La última bandera viene que ni pintada para reivindicar la obra del director Hal Ashby, al que se le puede admirar por media docena de títulos memorables que ponían en evidencia un talento muy personal con un estilo reconocible en su pausada y aparentemente fría forma de contar las cosas. Con cierta sordina, como en Being there o El último deber, de la que La última bandera es una digna aunque insuficiente continuación. Richard Linklater, cineasta sin duda interesante, goza de mucha mejor prensa que el desaparecido Ashby, aunque su talento sea inferior. Aplaudamos que, a pesar de distanciarse de sus vías naturales, no traiciona su credo cinematográfico: coloca a sus personajes frente a frente para que se peguen dialécticamente entre ellos en un duelo verbal y a ratos verborreico con el que salen a la luz todas las heridas sin curar, las penas sin cumplir, los deseos quebrados y los fracasos que se niegan a soltar su presa. Cualquier lugar es bueno para hablar y Linklater los aprovecha todos al máximo, aunque, curiosamente, los mejores momentos llegan cuando se callan todos y se apodera de las imágenes un silencio elocuente, unas miradas que lo expresan todo, como ese final donde una carta remitida desde el más allá sirve de consuelo y excusa. Cuenta para ello con tres actores formidables ( Cranston y Fishburne lo tienen más fácil porque sus papeles son más expresivos y directos, pero Carell cumple a la perfección con el cometido más difícil) que sacan todo el partido posible a un guión que desfallece demasiado y llega con la lengua fuera a su final agridulce.
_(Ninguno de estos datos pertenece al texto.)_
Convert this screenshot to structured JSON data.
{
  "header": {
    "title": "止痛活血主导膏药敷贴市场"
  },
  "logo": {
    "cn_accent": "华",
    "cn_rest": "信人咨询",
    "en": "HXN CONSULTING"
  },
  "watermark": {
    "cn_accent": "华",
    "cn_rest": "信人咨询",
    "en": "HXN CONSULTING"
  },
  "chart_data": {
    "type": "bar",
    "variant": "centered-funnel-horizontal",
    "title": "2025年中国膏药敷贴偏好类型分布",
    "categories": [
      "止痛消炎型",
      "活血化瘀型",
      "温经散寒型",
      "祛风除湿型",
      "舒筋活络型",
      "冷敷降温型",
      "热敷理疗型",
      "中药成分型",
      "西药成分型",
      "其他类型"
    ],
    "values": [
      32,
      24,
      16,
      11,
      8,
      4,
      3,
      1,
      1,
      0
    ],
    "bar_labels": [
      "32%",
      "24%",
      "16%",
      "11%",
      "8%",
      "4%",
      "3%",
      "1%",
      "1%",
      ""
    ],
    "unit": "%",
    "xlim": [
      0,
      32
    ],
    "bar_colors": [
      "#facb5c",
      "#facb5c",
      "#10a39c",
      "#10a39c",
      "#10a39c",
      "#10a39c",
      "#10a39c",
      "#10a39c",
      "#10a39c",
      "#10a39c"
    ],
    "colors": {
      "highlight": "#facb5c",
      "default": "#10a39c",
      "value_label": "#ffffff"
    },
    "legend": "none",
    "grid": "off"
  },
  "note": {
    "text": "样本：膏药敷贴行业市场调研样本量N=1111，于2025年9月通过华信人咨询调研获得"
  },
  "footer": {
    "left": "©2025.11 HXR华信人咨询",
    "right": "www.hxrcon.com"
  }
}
El reencuentro de tres hombres a los que la vida ha tratado de forma muy distinta pero con resultados parejos es una buena ocasión para disertar sobre el peso de las renuncias, las vueltas que da la vida y las mentiras que nos contamos para sobrellevarlas. Fúnebremente cómica a veces y cómicamente amarga otras, La última bandera ondea sus jirones sobre patriotismos desangrados, camaradería extraña y secretos semiocultos a la vera de ataúdes donde viajan la peor de las certezas.